Later, after years of fun, he sold his plane. His last flight was in 2016. He still has a scale model he made from balsa wood and other wood he carved and painted.
Hug had other adventures in his life. While in college, he took a job in Alaska. He thought he would have a job in the field but ended up in an office in downtown Fairbanks. The first weekend there, he explored the area by hitchhiking. The man who drove it had a farm outside of town.
Hug asked if he could camp at the farm for the rest of the summer.

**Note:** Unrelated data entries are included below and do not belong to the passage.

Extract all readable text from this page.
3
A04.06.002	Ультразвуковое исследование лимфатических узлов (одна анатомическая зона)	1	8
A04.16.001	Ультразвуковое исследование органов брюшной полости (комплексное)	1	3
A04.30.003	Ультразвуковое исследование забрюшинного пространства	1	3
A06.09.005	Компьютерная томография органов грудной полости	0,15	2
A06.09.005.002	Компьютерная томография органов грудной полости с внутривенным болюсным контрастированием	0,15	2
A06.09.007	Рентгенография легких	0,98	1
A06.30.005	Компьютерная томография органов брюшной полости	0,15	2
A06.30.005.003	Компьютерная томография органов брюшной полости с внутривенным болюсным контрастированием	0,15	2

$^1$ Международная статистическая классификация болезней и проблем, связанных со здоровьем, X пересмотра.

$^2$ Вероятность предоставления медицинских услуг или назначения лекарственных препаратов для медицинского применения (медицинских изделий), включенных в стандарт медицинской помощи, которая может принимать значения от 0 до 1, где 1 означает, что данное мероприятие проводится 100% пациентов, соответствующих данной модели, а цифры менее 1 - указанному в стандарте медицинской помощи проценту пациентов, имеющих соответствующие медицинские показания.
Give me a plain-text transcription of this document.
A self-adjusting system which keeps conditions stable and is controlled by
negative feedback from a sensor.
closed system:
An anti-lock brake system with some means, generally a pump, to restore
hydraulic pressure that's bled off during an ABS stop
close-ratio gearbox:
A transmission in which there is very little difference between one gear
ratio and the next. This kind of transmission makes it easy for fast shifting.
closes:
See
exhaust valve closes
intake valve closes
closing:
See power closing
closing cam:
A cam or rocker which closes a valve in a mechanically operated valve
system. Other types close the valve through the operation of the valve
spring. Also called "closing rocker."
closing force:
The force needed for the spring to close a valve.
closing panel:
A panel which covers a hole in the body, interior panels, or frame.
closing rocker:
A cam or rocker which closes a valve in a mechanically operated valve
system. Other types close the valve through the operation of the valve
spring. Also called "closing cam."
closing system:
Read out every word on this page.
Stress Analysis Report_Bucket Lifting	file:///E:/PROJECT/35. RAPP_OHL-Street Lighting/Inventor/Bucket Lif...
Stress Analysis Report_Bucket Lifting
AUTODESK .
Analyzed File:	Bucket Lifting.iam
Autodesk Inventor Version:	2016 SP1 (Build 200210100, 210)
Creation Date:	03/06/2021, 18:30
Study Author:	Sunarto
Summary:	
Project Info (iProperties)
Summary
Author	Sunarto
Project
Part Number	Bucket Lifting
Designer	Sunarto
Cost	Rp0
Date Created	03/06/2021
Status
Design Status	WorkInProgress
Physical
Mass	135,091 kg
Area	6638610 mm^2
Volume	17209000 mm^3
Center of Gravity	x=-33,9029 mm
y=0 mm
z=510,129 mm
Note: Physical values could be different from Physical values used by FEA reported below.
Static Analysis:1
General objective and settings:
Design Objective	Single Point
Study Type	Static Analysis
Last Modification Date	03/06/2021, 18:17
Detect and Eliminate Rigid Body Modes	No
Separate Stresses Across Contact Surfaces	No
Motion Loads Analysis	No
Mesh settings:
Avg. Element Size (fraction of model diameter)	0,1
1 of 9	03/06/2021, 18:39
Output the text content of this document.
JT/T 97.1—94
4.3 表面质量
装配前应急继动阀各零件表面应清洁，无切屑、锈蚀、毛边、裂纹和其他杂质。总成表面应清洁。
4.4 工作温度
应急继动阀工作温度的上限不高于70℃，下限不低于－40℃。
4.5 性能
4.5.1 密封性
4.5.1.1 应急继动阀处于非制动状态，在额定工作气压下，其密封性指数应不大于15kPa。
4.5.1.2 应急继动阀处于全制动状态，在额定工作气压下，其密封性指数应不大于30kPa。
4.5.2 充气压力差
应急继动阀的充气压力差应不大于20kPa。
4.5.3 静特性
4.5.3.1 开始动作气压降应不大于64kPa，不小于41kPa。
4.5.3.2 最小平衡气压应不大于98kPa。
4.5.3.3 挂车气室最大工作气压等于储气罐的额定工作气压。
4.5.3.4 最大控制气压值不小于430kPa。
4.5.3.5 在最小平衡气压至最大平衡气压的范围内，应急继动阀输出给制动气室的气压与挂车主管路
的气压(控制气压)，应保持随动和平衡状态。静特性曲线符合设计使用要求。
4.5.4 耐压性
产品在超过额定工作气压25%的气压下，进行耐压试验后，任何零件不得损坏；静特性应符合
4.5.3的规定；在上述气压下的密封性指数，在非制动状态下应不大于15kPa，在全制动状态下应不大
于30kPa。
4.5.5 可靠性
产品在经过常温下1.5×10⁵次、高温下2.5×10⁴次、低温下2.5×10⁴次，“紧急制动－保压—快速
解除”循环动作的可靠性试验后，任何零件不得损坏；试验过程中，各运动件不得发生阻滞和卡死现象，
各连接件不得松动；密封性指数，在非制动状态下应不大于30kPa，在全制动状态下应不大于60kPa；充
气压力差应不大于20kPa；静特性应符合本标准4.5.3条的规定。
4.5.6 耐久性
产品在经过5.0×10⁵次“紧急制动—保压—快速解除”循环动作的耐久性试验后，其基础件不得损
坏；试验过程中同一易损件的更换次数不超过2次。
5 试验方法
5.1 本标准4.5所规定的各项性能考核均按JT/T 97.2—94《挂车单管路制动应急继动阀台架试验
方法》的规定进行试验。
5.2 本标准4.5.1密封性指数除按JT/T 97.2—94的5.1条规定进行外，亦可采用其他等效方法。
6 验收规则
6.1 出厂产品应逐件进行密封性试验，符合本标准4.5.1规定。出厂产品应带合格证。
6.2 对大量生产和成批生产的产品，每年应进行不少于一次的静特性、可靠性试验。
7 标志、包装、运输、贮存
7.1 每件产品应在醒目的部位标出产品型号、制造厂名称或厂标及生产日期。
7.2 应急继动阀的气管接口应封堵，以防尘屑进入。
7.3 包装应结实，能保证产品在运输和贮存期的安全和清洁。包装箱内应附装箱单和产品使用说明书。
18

One of the properties was an old rustic one room cabin. Hug lived there for his entire stay that summer.
Traveling across the country, Hug worked on several power plant projects. Sometimes it involved replacing steam generators.
While in Colorado, Hug used his civil engineering skills to help demolish the Fort St. Vrain Nuclear Power Plant. The factory was located in Weld County. In 1991, he took part in the planning phases for the closure and dismantling of the plant. The following year, the factory was demolished.
Hug is fully retired. He still manages to fly from time to time, when he hitchhikes with one of his old buddies from the EAA. He walks in his neighborhood with his cross dog Shepard-Rottweiler. This is his eleventh dog in his life. He enjoys his retirement in Burgdorf. He would like to be more active in the community. Hug says: “I’ve always loved Berthoud.